Pour Calixte Beyala, l’ethno-fascisme et les discours de haine sommeillaient au sein de la communauté virtuelle depuis quelques années, et ont éclaté au goût du jour avec l’élection présidentielle de 2018. Ce phénomène n’est pas le fait du hasard. Et D’après elle, il est une fabrication des politiques qui instrumentalisent les jeunes à des fins pouvoiristes.

«C’est un discours préparé par des hommes politiques ambitieux, qui estiment que c’est leur tour de prendre le pouvoir, et qui ont finalement manipulé les peuples avec ces discours de haine. Ce n’est pas né de la jeunesse», dissèque la romancière de 58 ans.

A l’analyse, indique-t-elle, il est apparu que les personnes qui entretenaient la haine et la stigmatisait sur la toile, étaient plus ou moins proches de certains partis politiques qu’elle ne nomme pas. Mais entre les lignes, l’on comprend bien qu’il s’agit du Mouvement pour la Renaissance du Cameroun (MRC).

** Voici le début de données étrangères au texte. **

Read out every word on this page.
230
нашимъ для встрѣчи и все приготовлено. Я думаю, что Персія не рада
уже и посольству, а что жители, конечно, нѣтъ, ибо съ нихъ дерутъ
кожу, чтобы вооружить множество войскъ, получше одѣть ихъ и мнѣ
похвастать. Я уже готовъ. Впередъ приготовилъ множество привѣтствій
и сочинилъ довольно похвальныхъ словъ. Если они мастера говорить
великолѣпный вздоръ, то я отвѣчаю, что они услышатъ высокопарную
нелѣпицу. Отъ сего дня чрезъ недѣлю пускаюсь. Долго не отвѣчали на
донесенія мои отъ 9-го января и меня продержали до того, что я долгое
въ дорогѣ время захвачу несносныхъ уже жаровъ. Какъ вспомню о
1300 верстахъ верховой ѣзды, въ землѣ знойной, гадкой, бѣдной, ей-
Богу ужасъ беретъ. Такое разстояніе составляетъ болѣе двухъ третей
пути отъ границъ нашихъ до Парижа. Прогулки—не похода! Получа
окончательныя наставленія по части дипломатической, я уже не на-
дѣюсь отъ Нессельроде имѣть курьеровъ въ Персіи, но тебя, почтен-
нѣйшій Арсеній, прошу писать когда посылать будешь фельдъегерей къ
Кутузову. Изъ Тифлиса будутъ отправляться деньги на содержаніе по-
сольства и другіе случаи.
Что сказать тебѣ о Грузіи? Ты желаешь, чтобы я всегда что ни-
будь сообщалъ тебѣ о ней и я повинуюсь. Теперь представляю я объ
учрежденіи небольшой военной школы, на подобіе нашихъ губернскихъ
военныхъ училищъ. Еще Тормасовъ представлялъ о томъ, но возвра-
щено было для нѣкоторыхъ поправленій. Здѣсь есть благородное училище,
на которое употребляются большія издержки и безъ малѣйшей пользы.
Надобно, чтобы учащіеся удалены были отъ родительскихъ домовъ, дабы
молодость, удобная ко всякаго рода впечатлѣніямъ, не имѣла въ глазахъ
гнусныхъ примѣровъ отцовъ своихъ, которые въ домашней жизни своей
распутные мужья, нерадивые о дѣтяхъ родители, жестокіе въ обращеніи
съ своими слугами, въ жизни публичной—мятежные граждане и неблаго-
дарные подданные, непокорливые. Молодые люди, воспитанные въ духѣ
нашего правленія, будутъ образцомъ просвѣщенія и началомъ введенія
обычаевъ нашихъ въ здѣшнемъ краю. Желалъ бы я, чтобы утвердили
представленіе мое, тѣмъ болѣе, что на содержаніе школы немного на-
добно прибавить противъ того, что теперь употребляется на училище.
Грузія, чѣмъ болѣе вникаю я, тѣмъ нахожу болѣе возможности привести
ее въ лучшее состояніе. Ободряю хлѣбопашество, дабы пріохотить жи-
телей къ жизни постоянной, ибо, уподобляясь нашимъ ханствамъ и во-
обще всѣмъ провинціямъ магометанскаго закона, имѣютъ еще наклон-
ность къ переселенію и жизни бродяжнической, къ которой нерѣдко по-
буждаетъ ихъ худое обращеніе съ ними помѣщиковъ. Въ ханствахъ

«Ils ont développé la notion de *chassement*. Quand on parle de *chassement*, pour nous qui sommes des intellectuels, ça veut dire génocide. Ça ne veut pas dire chasser quelqu’un du pouvoir. C’est un discours presque de nazillon, qui s’est tenu sur les réseaux sociaux pendant des années, et qui a pris son ampleur au moment des élections de 2018. J’ai suivi ça de près. Je ne disais rien. Je voulais en tant qu’intellectuelle voir jusqu’où ça va aller. Quand après on a eu la conjonction entre ces élites intellectuelles qui tenaient ces discours de *chassement*, et certains partis politiques au pays, on a vu qu’il y avait une coordination, une conjonction de pensées, un même mouvement vers quelque chose».

Elle reste tout de même optimiste, et croit que la nation saura rester au-dessus de cette incongruité qu’est le tribalisme. «On a compris que c’était un projet qui fait énormément mal à l’unité nationale. Le Cameroun va rester un et indivisible, et nous allons devoir, soit vivre ensemble, soit tous mourir ensemble. Nous sommes embarqués dans le même bateau», dixit Calixte Beyala.